Il padre Giuseppe (1728 – 17 febbraio 1822) era cassiere generale della tesoreria; dalla moglie Violante Gottieri (1744 – 26 dicembre 1785) ebbe otto figli: Anna Gaetana Agnese (20 giugno 1767 – 4 luglio 1767), Anna Maria Teresa Rosa (24 gennaio 1769), Anna Maria Teresa Marcella (4 gennaio 1773), Maria Teresa Caterina (1778), Anna Maria Teresa (1782).
Sopravvissero all’infanzia solamente i tre figli maschi: Carlo, Baldassare (Milano 27 aprile 1766 – Monza 1833) che sposerà il 10 marzo 1791 Maria Giacomina Londonio e Gaspare (Milano 5 aprile 1770 – 23 febbraio 1840), commerciante, vicepresidente della Camera di Commercio . giudice del Tribunale Mercantile e di Cambio.
Nel 1796 l’arrivo dei Francesi fece perdere il posto al padre, convinto sostenitore del regime asburgico, e per Carlo venne trovato un lavoro a Venezia, dove restò fino al 1799 insieme a un fratello. Il padre non gli consentì di concludere gli studi, avviandolo forzatamente a una carriera nella pubblica amministrazione: nel 1804 venne assunto all’Ufficio del debito pubblico — dall’anno successivo noto come Monte Napoleone — per il quale lavorò tutta la vita. Nel frattempo si dedicò all’attività teatrale e poetica: recitando a partire dal 1799 come attore dilettante al Teatro Patriottico di Milano, di orientamento progressista.
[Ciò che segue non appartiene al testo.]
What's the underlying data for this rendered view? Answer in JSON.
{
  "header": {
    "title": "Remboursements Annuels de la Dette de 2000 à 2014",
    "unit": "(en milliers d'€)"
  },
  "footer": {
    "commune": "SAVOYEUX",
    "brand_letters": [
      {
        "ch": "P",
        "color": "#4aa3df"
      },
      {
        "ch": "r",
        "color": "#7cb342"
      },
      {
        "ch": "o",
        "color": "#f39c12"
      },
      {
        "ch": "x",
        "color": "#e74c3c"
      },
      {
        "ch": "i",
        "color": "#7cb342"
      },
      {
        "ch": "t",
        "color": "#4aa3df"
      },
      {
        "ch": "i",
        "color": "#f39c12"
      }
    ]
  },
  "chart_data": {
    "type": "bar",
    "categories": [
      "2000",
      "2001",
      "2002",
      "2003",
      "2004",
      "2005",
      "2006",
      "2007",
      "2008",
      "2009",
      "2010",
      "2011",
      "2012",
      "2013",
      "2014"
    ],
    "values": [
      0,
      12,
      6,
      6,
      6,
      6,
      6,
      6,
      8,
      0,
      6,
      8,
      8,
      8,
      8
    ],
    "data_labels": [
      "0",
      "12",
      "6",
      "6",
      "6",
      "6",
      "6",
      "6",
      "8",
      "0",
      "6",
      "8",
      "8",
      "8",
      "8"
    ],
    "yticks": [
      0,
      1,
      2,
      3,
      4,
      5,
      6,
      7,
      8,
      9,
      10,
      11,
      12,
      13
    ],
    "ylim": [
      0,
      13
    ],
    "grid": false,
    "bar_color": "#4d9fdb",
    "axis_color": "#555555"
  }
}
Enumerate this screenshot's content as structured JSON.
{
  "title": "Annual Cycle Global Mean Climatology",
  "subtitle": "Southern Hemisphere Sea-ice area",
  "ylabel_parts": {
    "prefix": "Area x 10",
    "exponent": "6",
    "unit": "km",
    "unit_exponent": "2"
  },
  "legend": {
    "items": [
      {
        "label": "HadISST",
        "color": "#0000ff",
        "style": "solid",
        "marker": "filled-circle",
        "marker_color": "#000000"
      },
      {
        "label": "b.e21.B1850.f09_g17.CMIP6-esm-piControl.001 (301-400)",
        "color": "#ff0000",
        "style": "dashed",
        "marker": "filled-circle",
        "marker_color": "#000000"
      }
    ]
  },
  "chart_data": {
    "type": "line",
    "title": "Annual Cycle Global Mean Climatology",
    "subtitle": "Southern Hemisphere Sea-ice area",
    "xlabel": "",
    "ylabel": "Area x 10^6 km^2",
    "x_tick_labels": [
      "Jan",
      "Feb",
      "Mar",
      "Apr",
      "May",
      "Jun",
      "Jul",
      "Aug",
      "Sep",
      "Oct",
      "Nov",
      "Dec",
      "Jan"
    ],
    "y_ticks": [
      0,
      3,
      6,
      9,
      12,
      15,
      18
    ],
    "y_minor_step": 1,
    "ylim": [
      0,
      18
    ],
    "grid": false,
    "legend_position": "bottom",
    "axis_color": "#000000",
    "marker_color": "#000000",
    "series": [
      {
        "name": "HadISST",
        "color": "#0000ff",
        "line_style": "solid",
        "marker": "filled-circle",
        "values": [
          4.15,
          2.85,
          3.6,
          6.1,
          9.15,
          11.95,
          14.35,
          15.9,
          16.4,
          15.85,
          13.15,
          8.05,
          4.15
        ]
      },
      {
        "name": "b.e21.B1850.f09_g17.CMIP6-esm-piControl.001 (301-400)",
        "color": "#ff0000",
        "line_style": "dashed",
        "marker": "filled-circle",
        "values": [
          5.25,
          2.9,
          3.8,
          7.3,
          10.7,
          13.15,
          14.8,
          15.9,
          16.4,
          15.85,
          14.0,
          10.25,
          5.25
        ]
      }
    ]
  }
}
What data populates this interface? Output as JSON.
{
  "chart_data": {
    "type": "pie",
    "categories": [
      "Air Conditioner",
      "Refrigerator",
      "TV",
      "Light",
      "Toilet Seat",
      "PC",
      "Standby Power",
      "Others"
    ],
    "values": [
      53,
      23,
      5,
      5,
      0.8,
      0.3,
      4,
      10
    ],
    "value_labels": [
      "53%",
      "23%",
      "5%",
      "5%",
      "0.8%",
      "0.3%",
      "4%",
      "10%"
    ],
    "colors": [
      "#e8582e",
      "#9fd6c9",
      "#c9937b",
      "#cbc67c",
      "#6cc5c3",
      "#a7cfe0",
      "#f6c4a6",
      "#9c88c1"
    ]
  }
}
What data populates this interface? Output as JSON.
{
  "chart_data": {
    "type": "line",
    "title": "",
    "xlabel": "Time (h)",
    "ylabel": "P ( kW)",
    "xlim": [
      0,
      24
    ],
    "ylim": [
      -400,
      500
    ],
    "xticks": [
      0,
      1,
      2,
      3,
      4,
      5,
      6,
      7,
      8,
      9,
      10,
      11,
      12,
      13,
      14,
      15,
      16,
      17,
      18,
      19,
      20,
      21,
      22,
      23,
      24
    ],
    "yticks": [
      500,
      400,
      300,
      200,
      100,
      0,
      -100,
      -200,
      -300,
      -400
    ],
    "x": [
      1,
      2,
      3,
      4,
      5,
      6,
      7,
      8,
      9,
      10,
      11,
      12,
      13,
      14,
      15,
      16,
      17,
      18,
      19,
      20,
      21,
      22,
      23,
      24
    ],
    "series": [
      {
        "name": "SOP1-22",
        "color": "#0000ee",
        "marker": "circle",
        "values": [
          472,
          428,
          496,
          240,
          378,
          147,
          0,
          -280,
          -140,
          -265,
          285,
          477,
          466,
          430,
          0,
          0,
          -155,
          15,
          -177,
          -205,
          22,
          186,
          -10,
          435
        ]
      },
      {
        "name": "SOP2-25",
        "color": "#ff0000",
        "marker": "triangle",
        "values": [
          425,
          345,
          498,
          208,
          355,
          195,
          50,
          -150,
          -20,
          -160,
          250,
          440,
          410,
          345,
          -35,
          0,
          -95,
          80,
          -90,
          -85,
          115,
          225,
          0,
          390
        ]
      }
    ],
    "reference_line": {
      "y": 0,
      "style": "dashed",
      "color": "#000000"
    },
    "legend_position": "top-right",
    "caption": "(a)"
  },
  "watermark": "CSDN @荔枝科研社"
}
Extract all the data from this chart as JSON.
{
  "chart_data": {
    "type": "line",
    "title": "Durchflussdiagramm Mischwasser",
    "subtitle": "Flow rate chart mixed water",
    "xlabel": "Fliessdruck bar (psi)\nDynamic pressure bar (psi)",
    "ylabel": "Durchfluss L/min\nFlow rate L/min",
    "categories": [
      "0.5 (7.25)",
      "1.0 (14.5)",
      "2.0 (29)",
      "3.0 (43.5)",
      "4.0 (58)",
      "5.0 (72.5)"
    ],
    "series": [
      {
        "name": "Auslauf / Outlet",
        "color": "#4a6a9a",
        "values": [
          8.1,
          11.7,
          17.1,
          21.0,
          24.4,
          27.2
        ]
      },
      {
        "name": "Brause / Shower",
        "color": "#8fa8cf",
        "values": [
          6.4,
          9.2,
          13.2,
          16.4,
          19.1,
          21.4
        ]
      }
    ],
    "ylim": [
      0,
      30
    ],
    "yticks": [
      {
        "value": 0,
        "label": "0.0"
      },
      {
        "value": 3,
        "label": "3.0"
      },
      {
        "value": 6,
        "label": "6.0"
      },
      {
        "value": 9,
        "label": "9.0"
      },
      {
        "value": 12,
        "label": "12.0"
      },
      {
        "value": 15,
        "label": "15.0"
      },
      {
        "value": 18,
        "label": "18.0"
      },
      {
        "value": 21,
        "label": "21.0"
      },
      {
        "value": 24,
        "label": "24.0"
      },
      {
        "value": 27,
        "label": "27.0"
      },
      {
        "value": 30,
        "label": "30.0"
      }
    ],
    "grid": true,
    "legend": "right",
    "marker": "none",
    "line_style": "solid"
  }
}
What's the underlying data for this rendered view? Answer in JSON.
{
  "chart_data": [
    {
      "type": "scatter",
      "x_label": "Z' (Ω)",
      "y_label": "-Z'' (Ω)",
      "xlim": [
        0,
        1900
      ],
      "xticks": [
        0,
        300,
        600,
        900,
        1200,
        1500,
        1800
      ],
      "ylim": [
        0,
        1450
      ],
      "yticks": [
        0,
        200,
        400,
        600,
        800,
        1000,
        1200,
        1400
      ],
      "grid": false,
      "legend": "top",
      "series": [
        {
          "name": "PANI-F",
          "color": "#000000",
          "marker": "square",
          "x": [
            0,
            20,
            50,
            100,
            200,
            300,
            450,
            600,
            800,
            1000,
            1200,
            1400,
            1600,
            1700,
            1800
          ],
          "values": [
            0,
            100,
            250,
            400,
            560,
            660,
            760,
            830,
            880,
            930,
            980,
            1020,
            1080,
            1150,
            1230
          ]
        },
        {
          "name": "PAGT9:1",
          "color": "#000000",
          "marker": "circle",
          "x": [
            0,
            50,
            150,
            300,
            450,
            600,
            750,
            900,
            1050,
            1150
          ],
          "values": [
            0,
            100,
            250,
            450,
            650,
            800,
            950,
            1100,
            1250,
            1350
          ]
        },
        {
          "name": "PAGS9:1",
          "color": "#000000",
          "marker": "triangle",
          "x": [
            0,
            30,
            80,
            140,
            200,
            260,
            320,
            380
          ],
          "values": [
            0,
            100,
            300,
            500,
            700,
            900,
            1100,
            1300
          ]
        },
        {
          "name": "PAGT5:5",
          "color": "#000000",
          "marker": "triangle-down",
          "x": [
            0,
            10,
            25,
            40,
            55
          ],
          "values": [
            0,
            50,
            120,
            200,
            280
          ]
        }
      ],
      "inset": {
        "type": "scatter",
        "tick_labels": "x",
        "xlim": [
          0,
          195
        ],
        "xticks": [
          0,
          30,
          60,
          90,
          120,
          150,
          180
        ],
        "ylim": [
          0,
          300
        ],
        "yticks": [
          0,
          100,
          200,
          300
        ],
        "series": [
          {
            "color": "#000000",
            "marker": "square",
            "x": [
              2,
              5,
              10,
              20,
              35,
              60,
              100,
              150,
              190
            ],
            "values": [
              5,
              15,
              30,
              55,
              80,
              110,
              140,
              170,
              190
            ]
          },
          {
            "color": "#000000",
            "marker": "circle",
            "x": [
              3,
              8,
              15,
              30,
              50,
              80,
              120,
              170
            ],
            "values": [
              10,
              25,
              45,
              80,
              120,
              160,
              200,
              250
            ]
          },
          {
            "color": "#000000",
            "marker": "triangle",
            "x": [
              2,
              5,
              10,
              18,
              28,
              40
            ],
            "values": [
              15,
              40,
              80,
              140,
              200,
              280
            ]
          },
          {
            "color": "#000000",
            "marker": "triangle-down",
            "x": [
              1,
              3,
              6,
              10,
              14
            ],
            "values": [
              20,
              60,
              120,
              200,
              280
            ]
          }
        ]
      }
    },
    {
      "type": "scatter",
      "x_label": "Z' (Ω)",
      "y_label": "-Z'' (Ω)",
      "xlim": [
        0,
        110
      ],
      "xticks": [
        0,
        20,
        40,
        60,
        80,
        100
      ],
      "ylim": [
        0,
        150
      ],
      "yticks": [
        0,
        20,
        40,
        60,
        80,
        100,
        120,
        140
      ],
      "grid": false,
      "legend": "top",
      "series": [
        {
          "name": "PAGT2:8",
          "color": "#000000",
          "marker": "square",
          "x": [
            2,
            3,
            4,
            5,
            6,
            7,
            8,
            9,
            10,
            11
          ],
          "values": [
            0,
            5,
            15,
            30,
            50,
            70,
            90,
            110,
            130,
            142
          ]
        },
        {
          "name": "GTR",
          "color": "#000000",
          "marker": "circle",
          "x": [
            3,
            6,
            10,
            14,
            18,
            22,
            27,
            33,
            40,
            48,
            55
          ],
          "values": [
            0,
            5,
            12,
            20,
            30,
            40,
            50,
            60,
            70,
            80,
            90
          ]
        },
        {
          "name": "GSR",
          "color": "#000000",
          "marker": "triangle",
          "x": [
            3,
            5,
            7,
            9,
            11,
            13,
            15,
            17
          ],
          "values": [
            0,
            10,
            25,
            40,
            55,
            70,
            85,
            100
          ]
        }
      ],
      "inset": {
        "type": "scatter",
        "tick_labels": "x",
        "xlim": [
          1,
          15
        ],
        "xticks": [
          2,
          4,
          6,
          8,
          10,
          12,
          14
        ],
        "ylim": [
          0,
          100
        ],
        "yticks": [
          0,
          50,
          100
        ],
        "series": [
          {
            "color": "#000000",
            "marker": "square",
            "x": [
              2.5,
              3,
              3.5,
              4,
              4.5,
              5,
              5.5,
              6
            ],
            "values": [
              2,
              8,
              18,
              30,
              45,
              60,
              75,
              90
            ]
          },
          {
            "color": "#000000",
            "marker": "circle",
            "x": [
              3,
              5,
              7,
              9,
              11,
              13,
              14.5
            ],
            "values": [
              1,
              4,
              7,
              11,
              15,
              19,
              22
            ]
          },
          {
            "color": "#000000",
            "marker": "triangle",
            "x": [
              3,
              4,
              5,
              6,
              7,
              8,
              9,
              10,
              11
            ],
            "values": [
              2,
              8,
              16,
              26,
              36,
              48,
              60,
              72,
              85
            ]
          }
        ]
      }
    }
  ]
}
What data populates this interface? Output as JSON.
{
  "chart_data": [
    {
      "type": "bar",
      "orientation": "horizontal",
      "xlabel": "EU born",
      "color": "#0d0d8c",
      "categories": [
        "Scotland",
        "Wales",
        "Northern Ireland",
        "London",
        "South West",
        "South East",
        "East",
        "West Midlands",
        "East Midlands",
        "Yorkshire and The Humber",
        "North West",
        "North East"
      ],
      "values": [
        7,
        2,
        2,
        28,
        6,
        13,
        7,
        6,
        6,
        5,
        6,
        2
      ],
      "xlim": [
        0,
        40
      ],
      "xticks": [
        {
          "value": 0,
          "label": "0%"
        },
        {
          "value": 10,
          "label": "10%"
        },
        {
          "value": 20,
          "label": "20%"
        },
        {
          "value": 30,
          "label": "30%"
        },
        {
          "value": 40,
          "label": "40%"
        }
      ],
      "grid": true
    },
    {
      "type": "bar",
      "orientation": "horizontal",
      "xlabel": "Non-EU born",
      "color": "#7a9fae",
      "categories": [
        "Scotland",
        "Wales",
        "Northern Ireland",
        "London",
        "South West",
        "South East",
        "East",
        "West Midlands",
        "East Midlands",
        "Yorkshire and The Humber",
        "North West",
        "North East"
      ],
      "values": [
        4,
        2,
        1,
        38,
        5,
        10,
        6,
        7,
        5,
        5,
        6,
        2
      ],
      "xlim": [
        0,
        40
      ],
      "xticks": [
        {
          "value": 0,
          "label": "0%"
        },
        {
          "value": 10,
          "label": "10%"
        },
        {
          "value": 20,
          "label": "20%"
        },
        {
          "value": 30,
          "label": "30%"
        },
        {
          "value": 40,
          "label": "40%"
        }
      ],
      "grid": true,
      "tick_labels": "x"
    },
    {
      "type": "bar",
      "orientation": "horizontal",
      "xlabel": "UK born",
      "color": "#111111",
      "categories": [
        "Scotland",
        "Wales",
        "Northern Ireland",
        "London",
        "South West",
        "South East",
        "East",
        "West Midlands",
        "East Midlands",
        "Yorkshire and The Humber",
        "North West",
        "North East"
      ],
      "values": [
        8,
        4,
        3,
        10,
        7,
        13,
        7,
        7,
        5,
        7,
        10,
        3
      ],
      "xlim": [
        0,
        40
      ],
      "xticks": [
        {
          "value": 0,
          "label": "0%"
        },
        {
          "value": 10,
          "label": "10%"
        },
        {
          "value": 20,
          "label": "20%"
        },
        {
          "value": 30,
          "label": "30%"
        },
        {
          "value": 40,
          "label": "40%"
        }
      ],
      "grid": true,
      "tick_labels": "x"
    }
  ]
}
Stendhal lo conobbe insieme agli altri letterati milanesi del tempo e, in Roma, Napoli e Firenze, loda infinitamente le sue poesie e cita i suoi versi, rammaricandosi che nessuno li capisca a dieci miglia da Milano. Nonostante il suo lavoro fu amico dei maggiori intellettuali del tempo, tra i quali Foscolo, Manzoni, Grossi, Berchet, Visconti. La sua vita coincise con gli anni più densi della storia italiana: le campagne napoleoniche, la Repubblica Cisalpina, il Regno Italico, la restaurazione austriaca, la polemica classico-romantica.
Il 29 agosto 1806 sposa Vincenza Prevosti (1778 – 24 maggio 1860), figlia di un gioielliere milanese con bottega in via degli Orefici. Vincenza è già vedova, dopo un breve matrimonio con Raffaele Arauco, Ministro delle Finanze della Repubblica Cisalpina. Dal matrimonio nasceranno due figlie e due figli: Anna Alessandrina “Annetta” (5 dicembre 1811-1842), Maria “Carolina” Violante (21 novembre 1816 – 1859; andrà sposa al ragioniere milanese Giuseppe Biraghi), Giovanni Battista (22 luglio 1809, morto a pochi mesi) e Giuseppe (28 agosto 1807), che sarà avvocato, banchiere e pittore di buona vena.
Nel 1817 venne accusato di avere scritto la Prineide, una satira feroce relativa al linciaggio del politico Giuseppe Prina avvenuto nel 1814. In realtà il principale autore dell’opera pare fosse Tommaso Grossi, con il contributo — non è chiaro quanto ampio — dell’amico Porta. I due vengono interrogati e minacciati dalla polizia austriaca. A seguito di questo episodio, Porta interruppe l’attività poetica per qualche mese.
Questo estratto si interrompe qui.